How are allele sizes estimated?

quinlan-lab / STRling

Detect novel (and reference) STR expansions from short-read data

MIT License

60 stars 9 forks source link

How are allele sizes estimated? #99

Closed hchetia closed 2 years ago

hchetia commented 2 years ago

Hi, Could you share how the allele sizes are estimated for the samples? The no.s being in integars and not whole numbers, is kind of confusing.

Regards, Hasna

hdashnow commented 2 years ago

Because we are estimating a large allele from short reads, we cannot directly measure the size. Instead we have to infer it. To estimate the size of alleles greater than the read length, STRling counts the number of STR k-mers in all anchored and overlapping reads assigned to that locus. Using simulations we created a linear model of the relationship between these counts and the size of the allele and then use this to estimate the size of the allele in a given individual. The number you see is the output of that linear model. We do not round it to the closest integer, as it's just an estimate.

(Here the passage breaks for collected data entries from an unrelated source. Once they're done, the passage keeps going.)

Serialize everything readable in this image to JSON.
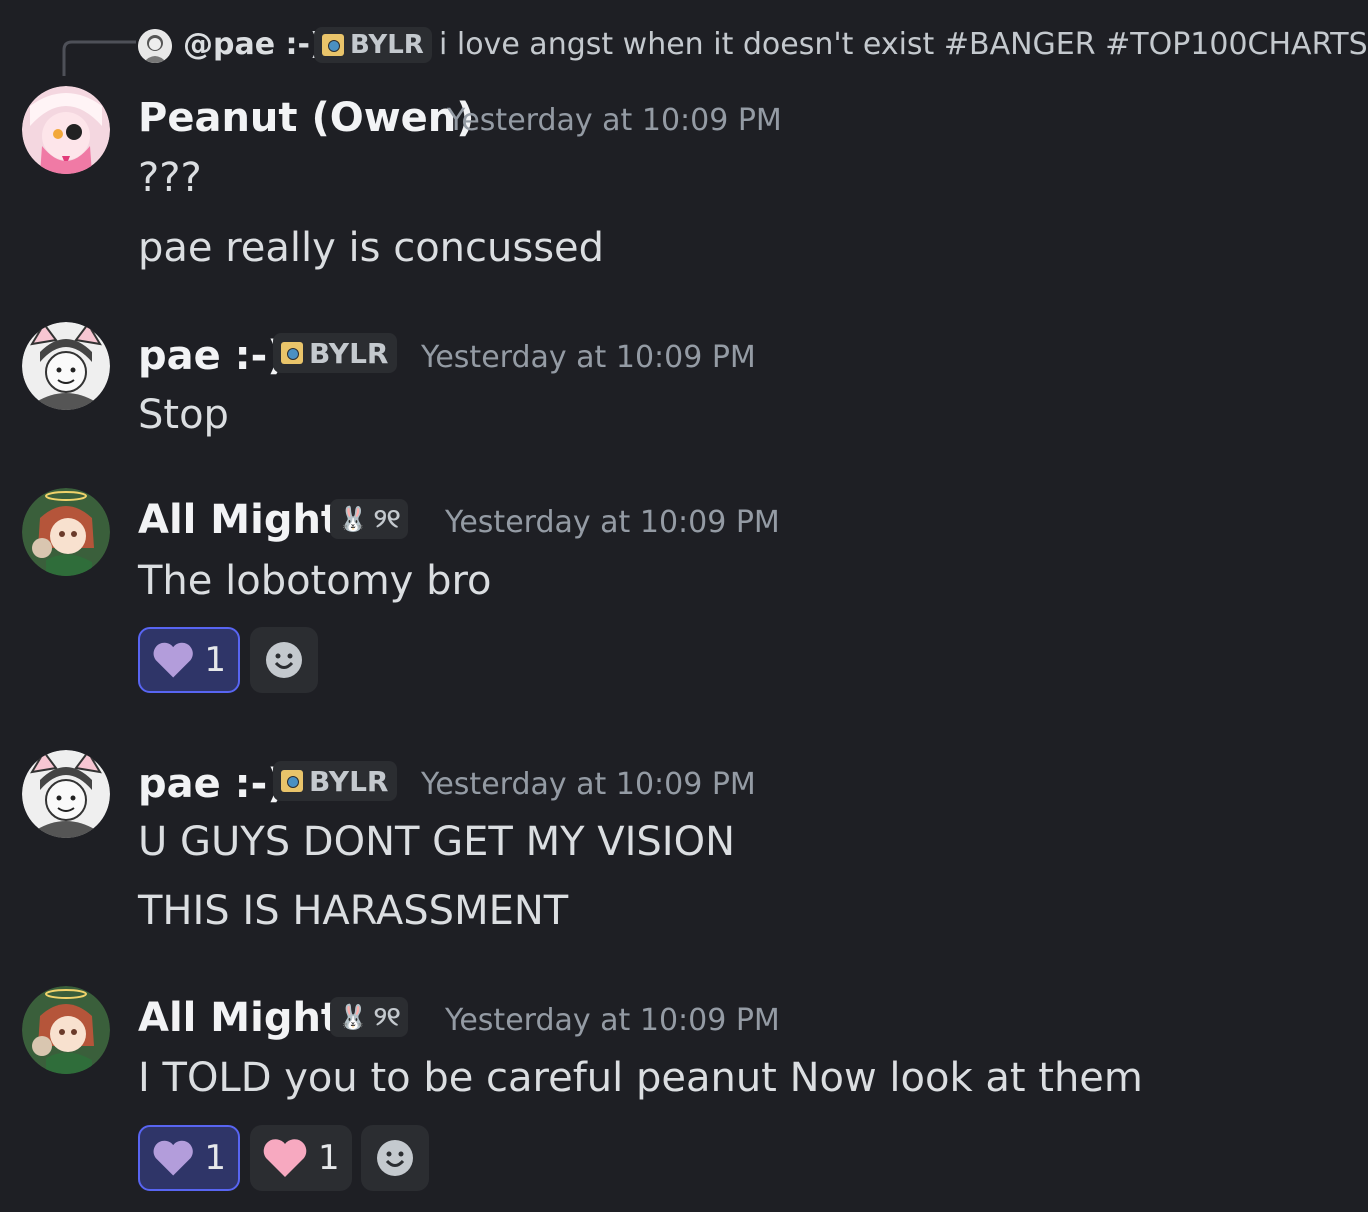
{
  "reply": {
    "author": "@pae :-)",
    "tag": "BYLR",
    "text": "i love angst when it doesn't exist #BANGER #TOP100CHARTS"
  },
  "messages": [
    {
      "author": "Peanut (Owen)",
      "timestamp": "Yesterday at 10:09 PM",
      "lines": [
        "???",
        "pae really is concussed"
      ]
    },
    {
      "author": "pae :-)",
      "tag": "BYLR",
      "timestamp": "Yesterday at 10:09 PM",
      "lines": [
        "Stop"
      ]
    },
    {
      "author": "All Might",
      "tag_glyph": "୨୧",
      "timestamp": "Yesterday at 10:09 PM",
      "lines": [
        "The lobotomy bro"
      ],
      "reactions": [
        {
          "emoji": "purple-heart",
          "count": "1",
          "color": "#b39ddb"
        }
      ]
    },
    {
      "author": "pae :-)",
      "tag": "BYLR",
      "timestamp": "Yesterday at 10:09 PM",
      "lines": [
        "U GUYS DONT GET MY VISION",
        "THIS IS HARASSMENT"
      ]
    },
    {
      "author": "All Might",
      "tag_glyph": "୨୧",
      "timestamp": "Yesterday at 10:09 PM",
      "lines": [
        "I TOLD you to be careful peanut Now look at them"
      ],
      "reactions": [
        {
          "emoji": "purple-heart",
          "count": "1",
          "color": "#b39ddb"
        },
        {
          "emoji": "pink-heart",
          "count": "1",
          "color": "#f7a9c0"
        }
      ]
    }
  ],
  "colors": {
    "background": "#1e1f24",
    "accent": "#5865f2",
    "muted": "#949ba4"
  }
}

hchetia commented 2 years ago

Thanks @hdashnow . Is there a way to visualize the kmers in anchored and overlapping reads of a locus? Will a linear model be created for each STR loci? Is there any diagram that I can refer to explain how you arrive at the linear model?

hdashnow commented 2 years ago

We don't have a visualization tool. If you use the debug compiled version (see https://github.com/quinlan-lab/STRling/releases) then strling call will output a file sample-reads.txt that lists the names of the reads that were used in each call. You could then look at those specific reads in IGV. The linear model is shared across loci. It's intuitive that the longer an allele is, the more reads arise from it. I merely simulated alleles of varying sizes (and loci and repeat units) and confirmed that this was true and consistent. Then I estimated the intersection and slope of the line. I'm writing up the preprint right now, so I can post that here when it's out. The figures should be helpful in explaining the algorithm.

hchetia commented 2 years ago

Thanks @hdashnow that's very helpful.